Stikstofkringloop

De stikstofkringloop

Het N-atoom

Stikstofgas (N2) is in grote hoeveelheid in de buitenlucht aanwezig. Planten hebben dit N-atoom (stikstof) nodig om aminozuren (en dus uiteindelijk eiwitten) te maken. Ook gebruiken de planten stikstof om DNA en chlorofyl te maken (voor bladgroenkorrels). Dieren en schimmels en bacteriën moeten via hun voeding N-bevattende organische verbindingen binnenkrijgen. Zij kunnen daarmee hun eigen aminozuren/eiwitten maken en hun eigen DNA.

Het N-atoom gaat dus in vele vormen door het ecosysteem heen. Zo wordt de stikstofkringloop gevormd. Bacteriën spelen hierbij een grote rol.

Nitriet- en nitraatbacteriën

Ammoniumionen (NH4+) kunnen alleen onder aerobe omstandigheden (dus in de aanwezigheid van voldoende zuurstof) omgezet worden in nitriet (NO2). Onder anaerobe omstandigheden kan ammonium worden omgezet in ammoniak

(NH3). Ook kunnen rottingsbacteriën organisch materiaal omzetten tot ammoniak.

Nitriet kan door nitraatbacteriën omgezet worden in nitraat (NO3), ook alleen bij voldoende zuurstof. Nitraatbacteriën zijn aerobe bacteriën.

Eutrofiëring

Eutrofiëring betekent letterlijk ‘goede voeding’. Vaak wordt de term gebruikt in relatie met oppervlaktewater (b.v. een slootje). Door menselijke activiteiten (industrie, landbouw) komen er soms nitraten en fosfaten in een sloot of in ander oppervlaktewater.

Zo kunnen bijvoorbeeld meststoffen van landbouwgrond met de regen in het grondwater en/of het oppervlaktewater terecht komen. Dit wordt uitspoeling genoemd. Hierdoor krijgen algen (kleine plantjes) veel mineralen (= eutrofiëring). Deze algen delen zich explosief. Er komt dan bovenin de sloot een dikke laag met algen (de sloot ziet er groen uit; zie foto). We noemen dit algenbloei.

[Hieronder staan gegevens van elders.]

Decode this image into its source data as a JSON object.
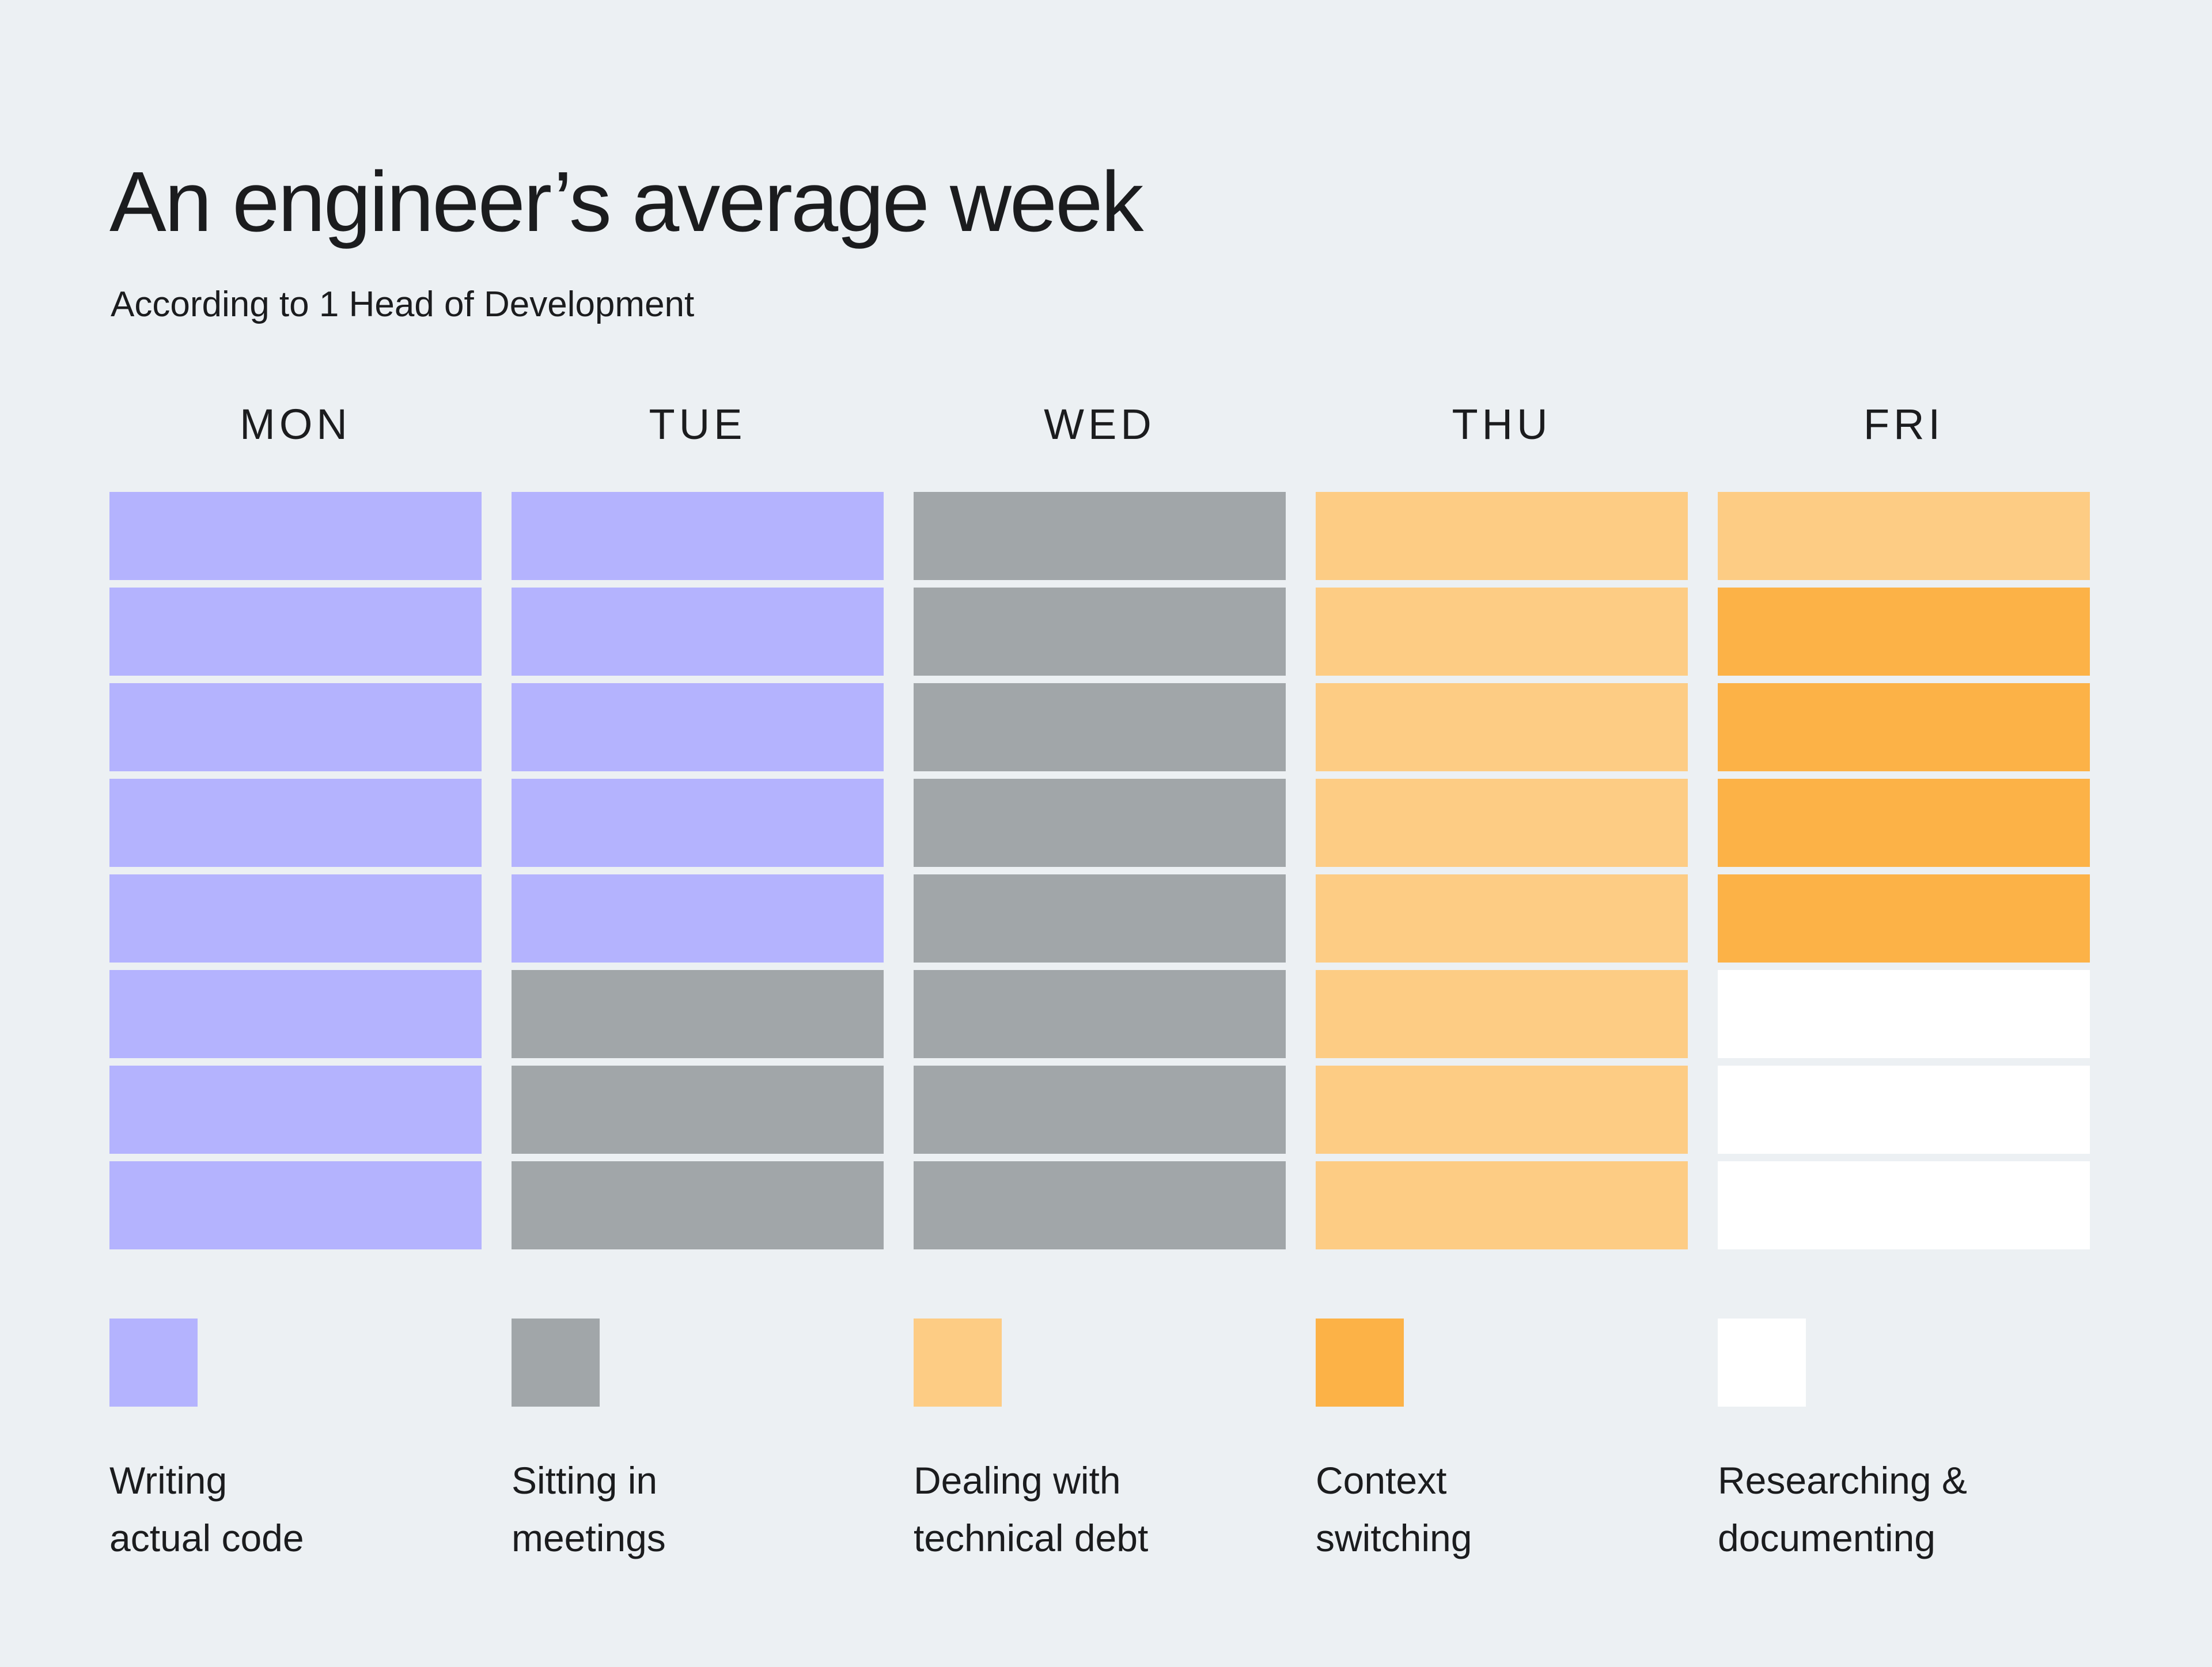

Deze dikke laag met algen gebruikt ’s nachts veel zuurstof (voor de dissimilatie). Daardoor ontstaat er een zuurstoftekort in het water, waardoor vissen sterven. Sommige algensoorten produceren gifstoffen (toxines). Ook hier kunnen vissen aan dood gaan. Verder houdt de laag algen overdag veel zonlicht tegen. Daardoor is er onderin de sloot niet of nauwelijks fotosynthese mogelijk. Daardoor ontstaat een zuurstof tekort in het water (omdat bij de fotosynthese zuurstof vrijkomt). Daardoor gaan er na verloop van tijd vissen dood. Door een gebrek aan fotosynthese sterven waterplanten. De dode plantenresten worden door de reducenten (schimmels en bacteriën) afgebroken die daarbij zuurstof verbruiken (voor hun dissimilatie). Dit heeft tot gevolg dat er nog minder zuurstof in het water zit. Ook is het door de laag algen soms zo donker onderin de sloot dat roofvissen hun prooien niet kunnen zien en dus niet kunnen vangen. Ook daarom gaan na verloop van tijd (niet na één nachtje) vissen dood.

Gevolgen voor de biodiversiteit

Door de vissterfte sterven na verloop van tijd ook vogels die voor hun voedselvoorziening afhankelijk zijn van deze vissen. In het gebied komen na verloop van tijd minder diersoorten. De biodiversiteit daalt.